With the ability to easily control size, style, and positing of elements with CSS, the HTML table grid system became immediately outdated.
The secondary problem with this is that such websites are not scalable without a total makeover.
3 – No mobile responsiveness
I speak about this point more from the frustration of a user standpoint. Few Alaskan websites are mobile friendly. Trying to access website information from my phone usually proves to be a futile attempt.
I’m stuck either trying to zoom in to find pieces of information, or getting lost scrolling around a webpage that is much larger than my screen size.
If you’ve also tried to navigate web pages this way, then you know how easy it to accidentally click the wrong link, to be unable to click the right links, etc.

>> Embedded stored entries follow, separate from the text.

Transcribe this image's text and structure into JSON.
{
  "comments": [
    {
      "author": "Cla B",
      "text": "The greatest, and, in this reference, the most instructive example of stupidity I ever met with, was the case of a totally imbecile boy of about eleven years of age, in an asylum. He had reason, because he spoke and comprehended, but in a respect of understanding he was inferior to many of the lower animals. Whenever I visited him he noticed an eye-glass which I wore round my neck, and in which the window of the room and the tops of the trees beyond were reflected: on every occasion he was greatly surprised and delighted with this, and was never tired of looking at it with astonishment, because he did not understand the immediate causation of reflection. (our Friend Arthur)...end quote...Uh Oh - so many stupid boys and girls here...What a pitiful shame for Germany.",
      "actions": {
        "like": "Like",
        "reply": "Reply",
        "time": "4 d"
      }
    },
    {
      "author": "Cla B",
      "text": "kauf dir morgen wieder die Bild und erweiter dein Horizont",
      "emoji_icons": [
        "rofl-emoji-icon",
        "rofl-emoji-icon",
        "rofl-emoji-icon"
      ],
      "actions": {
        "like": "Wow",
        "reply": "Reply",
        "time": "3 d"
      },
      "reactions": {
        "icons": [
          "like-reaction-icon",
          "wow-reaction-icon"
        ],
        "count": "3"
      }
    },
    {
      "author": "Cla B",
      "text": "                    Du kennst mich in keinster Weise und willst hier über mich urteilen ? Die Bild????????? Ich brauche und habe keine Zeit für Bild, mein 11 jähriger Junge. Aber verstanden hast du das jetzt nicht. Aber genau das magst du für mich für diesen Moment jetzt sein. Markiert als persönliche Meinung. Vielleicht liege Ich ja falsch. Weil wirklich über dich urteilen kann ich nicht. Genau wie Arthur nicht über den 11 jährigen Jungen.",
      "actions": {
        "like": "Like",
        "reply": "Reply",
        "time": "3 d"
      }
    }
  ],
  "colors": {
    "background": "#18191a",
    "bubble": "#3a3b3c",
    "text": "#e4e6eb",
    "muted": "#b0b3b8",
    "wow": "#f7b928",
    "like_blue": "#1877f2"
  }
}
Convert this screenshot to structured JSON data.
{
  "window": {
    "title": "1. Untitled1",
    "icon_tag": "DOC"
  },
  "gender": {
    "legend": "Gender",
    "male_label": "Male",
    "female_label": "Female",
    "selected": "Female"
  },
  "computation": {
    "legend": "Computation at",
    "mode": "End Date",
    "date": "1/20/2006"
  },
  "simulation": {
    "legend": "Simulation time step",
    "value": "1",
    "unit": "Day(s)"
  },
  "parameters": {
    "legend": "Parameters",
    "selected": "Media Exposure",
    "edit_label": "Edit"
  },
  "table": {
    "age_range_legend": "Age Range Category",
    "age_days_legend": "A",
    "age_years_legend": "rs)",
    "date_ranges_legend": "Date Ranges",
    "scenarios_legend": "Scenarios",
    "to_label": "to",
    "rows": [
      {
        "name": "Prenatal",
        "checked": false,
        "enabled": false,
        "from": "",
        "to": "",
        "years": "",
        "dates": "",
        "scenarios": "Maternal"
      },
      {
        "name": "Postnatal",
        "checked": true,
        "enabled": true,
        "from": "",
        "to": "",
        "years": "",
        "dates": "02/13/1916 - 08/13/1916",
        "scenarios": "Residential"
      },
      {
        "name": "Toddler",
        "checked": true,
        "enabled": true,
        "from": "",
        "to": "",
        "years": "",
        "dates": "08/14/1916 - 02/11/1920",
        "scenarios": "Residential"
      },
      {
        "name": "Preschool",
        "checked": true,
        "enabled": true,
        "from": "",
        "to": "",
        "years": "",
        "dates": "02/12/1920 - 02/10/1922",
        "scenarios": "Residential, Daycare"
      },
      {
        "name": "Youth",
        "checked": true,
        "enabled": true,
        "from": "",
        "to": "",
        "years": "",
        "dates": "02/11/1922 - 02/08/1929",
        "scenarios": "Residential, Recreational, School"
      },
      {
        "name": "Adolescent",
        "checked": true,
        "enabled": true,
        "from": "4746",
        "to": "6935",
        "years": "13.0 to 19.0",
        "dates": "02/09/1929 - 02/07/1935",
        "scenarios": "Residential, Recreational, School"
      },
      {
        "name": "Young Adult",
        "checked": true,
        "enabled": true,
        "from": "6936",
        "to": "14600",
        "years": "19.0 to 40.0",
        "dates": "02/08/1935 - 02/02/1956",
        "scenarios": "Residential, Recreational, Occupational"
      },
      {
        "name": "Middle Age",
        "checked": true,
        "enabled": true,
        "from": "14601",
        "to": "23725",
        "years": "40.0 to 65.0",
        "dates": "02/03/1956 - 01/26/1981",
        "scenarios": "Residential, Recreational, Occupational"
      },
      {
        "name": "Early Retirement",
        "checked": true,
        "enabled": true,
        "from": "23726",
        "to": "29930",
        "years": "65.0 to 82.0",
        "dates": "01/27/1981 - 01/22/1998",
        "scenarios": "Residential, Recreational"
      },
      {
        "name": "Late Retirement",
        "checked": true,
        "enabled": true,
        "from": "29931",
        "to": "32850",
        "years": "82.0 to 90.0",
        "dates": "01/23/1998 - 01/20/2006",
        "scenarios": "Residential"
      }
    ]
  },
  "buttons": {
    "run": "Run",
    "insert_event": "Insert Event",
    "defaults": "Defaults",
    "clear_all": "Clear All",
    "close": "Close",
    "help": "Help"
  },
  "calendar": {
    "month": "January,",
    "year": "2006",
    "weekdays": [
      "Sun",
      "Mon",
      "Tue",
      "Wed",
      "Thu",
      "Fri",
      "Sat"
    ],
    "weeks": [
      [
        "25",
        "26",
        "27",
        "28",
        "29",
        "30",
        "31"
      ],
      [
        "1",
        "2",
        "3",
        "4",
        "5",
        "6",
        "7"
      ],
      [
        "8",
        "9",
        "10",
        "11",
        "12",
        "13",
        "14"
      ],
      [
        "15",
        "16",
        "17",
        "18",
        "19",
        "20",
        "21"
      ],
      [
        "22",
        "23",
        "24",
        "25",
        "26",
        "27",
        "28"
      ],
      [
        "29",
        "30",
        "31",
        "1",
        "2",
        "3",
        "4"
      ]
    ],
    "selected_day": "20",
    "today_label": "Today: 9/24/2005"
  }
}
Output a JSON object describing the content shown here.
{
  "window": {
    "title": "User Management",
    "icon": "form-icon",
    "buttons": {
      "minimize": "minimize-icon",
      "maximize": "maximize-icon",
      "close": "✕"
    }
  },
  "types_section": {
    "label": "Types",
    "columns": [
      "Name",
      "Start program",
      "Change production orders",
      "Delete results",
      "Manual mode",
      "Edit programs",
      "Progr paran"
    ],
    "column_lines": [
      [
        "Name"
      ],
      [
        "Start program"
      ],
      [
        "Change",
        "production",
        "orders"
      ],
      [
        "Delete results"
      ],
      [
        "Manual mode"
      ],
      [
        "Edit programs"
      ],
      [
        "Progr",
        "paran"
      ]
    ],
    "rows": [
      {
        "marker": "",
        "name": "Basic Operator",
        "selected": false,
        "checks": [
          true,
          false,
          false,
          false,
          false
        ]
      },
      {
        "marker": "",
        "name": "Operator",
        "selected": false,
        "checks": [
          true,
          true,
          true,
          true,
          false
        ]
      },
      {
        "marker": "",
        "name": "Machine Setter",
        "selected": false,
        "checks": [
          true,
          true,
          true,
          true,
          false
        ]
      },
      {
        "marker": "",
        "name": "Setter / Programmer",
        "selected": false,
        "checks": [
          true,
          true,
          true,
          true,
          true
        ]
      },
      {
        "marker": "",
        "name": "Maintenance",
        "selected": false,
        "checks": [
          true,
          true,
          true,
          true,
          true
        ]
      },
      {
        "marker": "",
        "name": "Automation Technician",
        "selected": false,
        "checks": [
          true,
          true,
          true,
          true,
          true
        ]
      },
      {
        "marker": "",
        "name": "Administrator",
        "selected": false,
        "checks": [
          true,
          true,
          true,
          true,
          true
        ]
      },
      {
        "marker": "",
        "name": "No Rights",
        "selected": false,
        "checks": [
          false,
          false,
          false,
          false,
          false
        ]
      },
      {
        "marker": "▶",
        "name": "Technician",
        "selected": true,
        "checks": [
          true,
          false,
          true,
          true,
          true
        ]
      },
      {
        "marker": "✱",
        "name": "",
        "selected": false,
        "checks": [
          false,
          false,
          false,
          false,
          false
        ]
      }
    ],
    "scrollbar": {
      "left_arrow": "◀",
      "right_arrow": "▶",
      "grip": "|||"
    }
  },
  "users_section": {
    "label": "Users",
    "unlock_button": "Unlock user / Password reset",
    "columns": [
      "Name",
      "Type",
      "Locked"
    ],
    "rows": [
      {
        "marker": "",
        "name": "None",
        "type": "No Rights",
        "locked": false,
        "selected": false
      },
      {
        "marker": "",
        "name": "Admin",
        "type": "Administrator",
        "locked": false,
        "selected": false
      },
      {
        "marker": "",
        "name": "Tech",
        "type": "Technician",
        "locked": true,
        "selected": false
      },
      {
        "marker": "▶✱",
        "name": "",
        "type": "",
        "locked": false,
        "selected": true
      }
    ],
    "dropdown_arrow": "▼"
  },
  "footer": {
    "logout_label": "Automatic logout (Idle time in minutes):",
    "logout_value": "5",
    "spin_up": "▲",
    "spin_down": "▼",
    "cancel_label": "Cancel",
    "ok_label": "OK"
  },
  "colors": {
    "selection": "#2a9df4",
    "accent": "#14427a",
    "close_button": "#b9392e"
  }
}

The problems are numerous.
And always frustrating. I’ve spoken before about the importance of businesses’ going mobile. Here are a few more reasons why mobile design is critical:
- Companies spent 5 times as much money on mobile marketing this year than three years ago
- Nearly 60% of the time people spend on the internet is from mobile devices
- Social Media platforms’ mobile users are more prevalent than desktop users
The fact alone that more people are using social media from mobile devices means it’s all the more imperative that businesses are mobile responsive to integrate their web/media platform.
Yet I would say – and this is a rough estimate – perhaps 3 in 10 Alaskan websites are truly, and not simply passably, mobile friendly.
To put it simply
4 - No Alaskan website design updates
Many alaskan websites simply need a redesign. Badly.
And for multiple purposes:
- For Search Engine Optimization (SEO)
- To better show off content
- To be more engaging
- For greater interactivity
- To simply look more appealing and be more inviting
Redesigns are a good alternative to completely new sites in terms of cost. However, a new site may also prove to be more beneficial - it really depends on the current state of your website.